O título acima é inspirado no livro que Eleutério
recebeu de presente de Dom Marcos Noronha, antigo bispo de Itabira, contando as
lembranças de seu tempo de seminário.
De repente, não mais do que de repente, tal livro
sumiu do campo de visão de Eleutério, levando-o à suposição de que tenha sido
surrupiado. Coincidentemente, tal fato se deu logo após a visita de um ex-amigo,
Maurindo Compassado.
Eleutério refletiu:
- Se foi por ter cometido tal pecado que fez Maurindo
cortar relações comigo, seria bom que reconsiderasse. Afinal, eu mesmo fiz isso
outras vezes quando, indo até sua casa e fingindo me perder entre as estantes de
sua vasta biblioteca, afanava um ou outro livro de meu agrado. O que vale
dizer: chumbo trocado não dói (ou não deveria doer).
O nome Eleutério é de certa solenidade: significa
libertador, indicando uma pessoa que preza sobretudo a independência – a sua e
a dos outros. Já sua aparência física é bem comum: estatura mediana (baixa,
para os padrões modernos), calvo e com uma barriga bem saliente, devido ao alto
consumo de carboidrato. Interagindo com as outras pessoas, aparenta calma e
ponderação, o que também pode ser visto como lerdeza, retardo mental. Enfim,
ele é o tipo do ser humano genérico, facilmente confundido com outras pessoas.
Como exemplo, ele já foi confundido com gente famosa:
Steven Spielberg foi uma delas. Em visita ao Museu de Cera Madame Tussaudes, em
Londres, e estando Eleutério de boné, teve que tirar várias fotos para outros
turistas ao lado do diretor de ET. Pessoalmente, acha que tem uma certa
semelhança com o ator William Hurt. (As fotos que ilustram o texto apontam
também uma semelhança com Walter White, personagem da série Breaking Bad.)
Aconteceu por esses dias ter sido nosso personagem
acometido por uma traiçoeira gripe, que o deixou prostrado e tossindo feito
jumento (tal expressão é usada aqui na falta de outra mais adequada; se for
ofensiva, que me desculpe esse mamífero perissodáctilo). Quando percebeu que “a
vaca estava indo pro brejo", procurou um Pronto Atendimento, atendendo aos
reclames de Percilina Predillecta.
A médica que o atendeu foi muito prestativa, cumulando-o
de atenção e pedidos de exames: radiografia, sangue, medicação intravenosa e
vaporização. Como complementos, receitou um antibiótico, um spray nasal, um
antialérgico e um corticoide (com a leitura desses textos, você pode não ter um
enriquecimento literário, mas certamente ficará a par de receitas para muitas
doenças).
Tudo isso aconteceu num sábado, quase véspera de Natal.
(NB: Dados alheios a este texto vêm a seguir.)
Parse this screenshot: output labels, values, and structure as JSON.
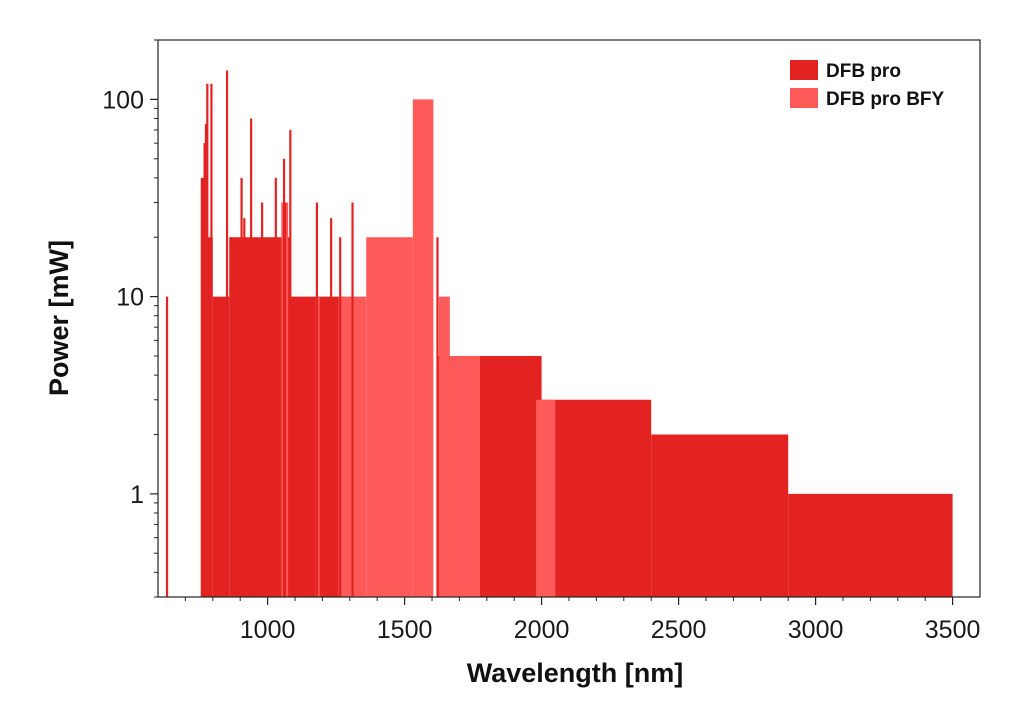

No domingo, estando mais disposto, pediu para Percilina cortar-lhe o cabelo.
Queria experimentar um aparador de pelos 4 X 1, que havia adquirido também na Black
Fraude (junto com a Alexa), naquela filosofia de se proporcionar momentos
felizes.
O danado do aparelho, além de danado de bom, também
era danado de perigoso. Naquele tira daqui e dali, trocando uma lâmina por
outra, acabou fazendo um “caminho de rato” inconsertável na já combalida
cabeleira de Eleutério. Ao fim, Percilina teve que passar a máquina “zero”,
para nivelar tudo.
Depois, ela foi buscar um espelho, para Eleutério
admirar sua obra de arte. Quando se viu com a cabeça toda pelada, ele começou a
rir, ao ponto de verter lágrimas. Percilina ficou sem graça, sem saber se a
situação era comédia ou drama. Eleutério a tranquilizou, dizendo:
- Meu único medo é você deixar de me amar.
- Quanto a isso, pode ficar tranquilo. Você sabe, meu
amor por você independe de tanta coisa! – ela falou, dando um suspiro.
Ao fim do relato, é preciso dizer que Eleutério acabou
no lucro, apesar do dissabor. É sabido que Percilina, todo dia ao levantar, vai
até a porta da cozinha e, através da grade, coça durante alguns minutos a
cabeça de Thor, o cãozinho da casa. Pois agora está assim: enquanto que,
com uma mão ela coça a cabeça de Thor, com a outra tem que coçar a cabeça de
Eleutério. Quando acaba, estão os dois, o cão e Eleutério, rindo com a mais
pura satisfação. Como diz o ditado: há males que vêm para o bem. Ainda bem.